Epidemiology
Young men
Aetiology
FOOSH
- axial load, dorsiflexion and radial deviation
DISI occurs in ulna deviation
Herbert Classification
Type A Stable acute fracture
A1 Tubercle
A2 Incomplete waist fracture
Type B Unstable acute fracture
B1 Distal oblique fracture
B2 Complete waist fracture
B3 Proximal pole fracture
B4 Trans-scaphoid perilunate fracture
Type C Delayed Union
Type D Established Non-union
D1 Fibrous Union (stable)
D2 Pseudarthrosis (unstable / early deformity)
D3 Sclerotic Pseudoarthrosis (Late deformity)

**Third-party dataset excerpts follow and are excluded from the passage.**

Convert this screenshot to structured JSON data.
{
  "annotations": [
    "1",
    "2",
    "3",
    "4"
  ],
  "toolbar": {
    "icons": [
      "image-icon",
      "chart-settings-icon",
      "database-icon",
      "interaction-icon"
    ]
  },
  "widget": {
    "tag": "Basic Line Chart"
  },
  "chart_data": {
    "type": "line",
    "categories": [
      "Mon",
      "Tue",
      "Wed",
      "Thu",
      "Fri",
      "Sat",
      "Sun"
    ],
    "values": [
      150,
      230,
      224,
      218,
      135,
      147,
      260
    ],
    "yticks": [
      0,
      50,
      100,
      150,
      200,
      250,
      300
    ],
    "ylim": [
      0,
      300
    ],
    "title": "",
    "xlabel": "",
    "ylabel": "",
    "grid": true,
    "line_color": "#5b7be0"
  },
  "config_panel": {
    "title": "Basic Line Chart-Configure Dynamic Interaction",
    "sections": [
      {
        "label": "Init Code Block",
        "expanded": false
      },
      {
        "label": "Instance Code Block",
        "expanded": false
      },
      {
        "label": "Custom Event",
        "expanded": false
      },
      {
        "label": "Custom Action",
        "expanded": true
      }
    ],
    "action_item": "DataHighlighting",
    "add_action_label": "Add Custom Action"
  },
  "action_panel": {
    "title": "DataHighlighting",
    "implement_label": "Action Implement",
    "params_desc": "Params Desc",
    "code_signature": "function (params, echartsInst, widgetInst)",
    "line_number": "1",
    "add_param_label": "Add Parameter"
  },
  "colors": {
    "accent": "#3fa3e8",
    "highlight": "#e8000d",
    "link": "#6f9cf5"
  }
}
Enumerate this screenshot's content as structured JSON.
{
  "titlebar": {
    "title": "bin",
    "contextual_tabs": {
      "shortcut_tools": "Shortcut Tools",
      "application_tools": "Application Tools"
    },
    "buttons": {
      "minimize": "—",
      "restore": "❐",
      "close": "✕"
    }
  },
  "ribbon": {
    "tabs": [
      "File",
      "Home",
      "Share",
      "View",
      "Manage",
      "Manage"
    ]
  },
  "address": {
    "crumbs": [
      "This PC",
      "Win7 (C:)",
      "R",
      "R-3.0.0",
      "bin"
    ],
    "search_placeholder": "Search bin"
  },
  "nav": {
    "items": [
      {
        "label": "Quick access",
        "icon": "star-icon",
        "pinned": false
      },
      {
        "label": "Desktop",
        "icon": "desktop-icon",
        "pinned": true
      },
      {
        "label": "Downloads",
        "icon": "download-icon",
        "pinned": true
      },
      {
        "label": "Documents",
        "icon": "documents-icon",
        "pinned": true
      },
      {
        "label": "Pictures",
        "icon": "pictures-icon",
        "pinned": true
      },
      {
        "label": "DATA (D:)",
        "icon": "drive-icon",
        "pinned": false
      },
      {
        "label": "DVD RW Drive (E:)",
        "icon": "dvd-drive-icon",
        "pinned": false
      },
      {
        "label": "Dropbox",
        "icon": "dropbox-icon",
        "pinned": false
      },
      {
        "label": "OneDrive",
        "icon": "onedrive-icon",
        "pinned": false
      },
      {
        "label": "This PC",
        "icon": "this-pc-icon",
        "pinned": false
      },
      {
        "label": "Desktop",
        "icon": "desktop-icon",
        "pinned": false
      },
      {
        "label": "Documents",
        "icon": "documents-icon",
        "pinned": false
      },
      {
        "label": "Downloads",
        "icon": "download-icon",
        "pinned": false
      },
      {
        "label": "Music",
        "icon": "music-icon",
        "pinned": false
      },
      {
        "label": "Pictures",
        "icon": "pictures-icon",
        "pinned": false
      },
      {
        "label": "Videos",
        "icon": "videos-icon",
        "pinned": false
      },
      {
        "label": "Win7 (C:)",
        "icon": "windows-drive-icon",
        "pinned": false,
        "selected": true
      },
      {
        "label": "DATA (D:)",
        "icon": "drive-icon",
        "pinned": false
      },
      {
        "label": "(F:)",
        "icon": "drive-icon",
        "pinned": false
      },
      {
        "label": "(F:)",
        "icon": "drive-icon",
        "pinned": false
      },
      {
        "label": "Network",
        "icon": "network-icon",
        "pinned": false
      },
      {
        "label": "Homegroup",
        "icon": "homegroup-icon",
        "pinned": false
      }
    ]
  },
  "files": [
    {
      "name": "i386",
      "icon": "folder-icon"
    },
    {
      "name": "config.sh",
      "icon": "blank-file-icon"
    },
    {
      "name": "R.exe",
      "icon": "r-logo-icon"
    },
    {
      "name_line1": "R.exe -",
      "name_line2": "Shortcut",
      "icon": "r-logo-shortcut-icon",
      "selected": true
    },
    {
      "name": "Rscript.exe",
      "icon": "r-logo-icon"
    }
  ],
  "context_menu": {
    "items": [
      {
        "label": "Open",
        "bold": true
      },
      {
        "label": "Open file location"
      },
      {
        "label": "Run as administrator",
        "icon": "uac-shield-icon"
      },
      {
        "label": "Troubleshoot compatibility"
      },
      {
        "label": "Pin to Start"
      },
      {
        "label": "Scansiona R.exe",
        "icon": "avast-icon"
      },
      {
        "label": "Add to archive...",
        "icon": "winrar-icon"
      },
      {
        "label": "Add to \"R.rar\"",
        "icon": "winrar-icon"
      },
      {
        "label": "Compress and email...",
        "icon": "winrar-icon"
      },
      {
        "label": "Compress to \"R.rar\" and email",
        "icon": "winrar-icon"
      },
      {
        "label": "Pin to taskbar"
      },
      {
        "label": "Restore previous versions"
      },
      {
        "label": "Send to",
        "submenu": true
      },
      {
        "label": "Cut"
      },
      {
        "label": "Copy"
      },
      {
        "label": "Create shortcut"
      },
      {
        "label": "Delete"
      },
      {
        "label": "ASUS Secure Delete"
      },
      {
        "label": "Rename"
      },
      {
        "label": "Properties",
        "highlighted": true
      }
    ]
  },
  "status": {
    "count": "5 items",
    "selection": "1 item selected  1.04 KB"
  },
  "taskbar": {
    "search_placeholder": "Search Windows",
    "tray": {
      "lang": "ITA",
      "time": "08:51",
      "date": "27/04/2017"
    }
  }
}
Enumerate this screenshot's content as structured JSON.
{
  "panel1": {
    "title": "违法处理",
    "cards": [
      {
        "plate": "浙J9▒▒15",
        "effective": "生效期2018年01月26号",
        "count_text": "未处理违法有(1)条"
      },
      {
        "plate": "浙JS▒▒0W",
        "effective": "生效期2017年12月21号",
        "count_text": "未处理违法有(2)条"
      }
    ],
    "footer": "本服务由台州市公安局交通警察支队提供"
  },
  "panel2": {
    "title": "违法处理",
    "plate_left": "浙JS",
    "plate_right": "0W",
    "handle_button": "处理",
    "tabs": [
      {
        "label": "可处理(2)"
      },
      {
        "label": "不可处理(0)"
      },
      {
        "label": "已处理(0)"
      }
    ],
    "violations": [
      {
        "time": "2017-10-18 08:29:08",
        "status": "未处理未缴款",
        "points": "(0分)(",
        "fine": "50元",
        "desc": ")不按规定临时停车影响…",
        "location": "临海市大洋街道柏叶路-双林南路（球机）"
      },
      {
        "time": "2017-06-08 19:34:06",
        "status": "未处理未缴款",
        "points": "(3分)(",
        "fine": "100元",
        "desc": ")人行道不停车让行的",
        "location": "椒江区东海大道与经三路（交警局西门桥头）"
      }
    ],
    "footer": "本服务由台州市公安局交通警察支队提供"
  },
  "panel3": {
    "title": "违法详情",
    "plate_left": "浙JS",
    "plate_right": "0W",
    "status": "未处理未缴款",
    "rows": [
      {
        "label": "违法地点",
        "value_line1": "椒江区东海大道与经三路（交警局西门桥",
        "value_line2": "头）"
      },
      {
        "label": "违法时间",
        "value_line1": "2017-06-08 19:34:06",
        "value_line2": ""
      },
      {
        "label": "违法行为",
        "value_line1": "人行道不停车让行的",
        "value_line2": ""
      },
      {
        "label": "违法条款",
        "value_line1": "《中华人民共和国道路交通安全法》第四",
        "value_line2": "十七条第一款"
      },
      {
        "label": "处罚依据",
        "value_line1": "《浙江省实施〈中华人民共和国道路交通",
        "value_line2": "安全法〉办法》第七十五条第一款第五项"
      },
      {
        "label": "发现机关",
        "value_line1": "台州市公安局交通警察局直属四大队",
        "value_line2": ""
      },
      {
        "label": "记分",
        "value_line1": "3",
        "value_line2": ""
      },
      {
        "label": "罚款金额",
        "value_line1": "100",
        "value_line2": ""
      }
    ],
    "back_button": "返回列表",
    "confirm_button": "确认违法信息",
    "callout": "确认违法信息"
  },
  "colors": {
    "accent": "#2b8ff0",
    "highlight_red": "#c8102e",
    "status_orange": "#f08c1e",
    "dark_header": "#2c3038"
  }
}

D4 Avascular Necrosis (fragmented proximal pole)
Anatomy
Scaphoid is Greek for boat
- shaped more like a twisted peanut
Majority is articular
- except for dorsal ridge
- this is the site of entry of majority of blood supply
Vascularity
Gelberman & Menon J Hand Surg 1980
- latex injection
2 major vascular leashes
1. Dorsal ridge artery
- branch of radial artery
- major blood supply
- 70- 80% scaphoid including proximal pole
- enters through the non articular dorsal ridge
2. Distal tubercle
- palmar & superficial palmar branches of radial artery
- perfuse distal 20% to 30% of scaphoid
Fracture Location
Waist 65%
Proximal third 25%
Distal third 10%
Complications
1. Non union
Undisplaced
- union > 95%
- rare with immediate immobilisation
Displaced
- non union 50%
2. AVN
- increases the more distal the fracture (50% proximal pole)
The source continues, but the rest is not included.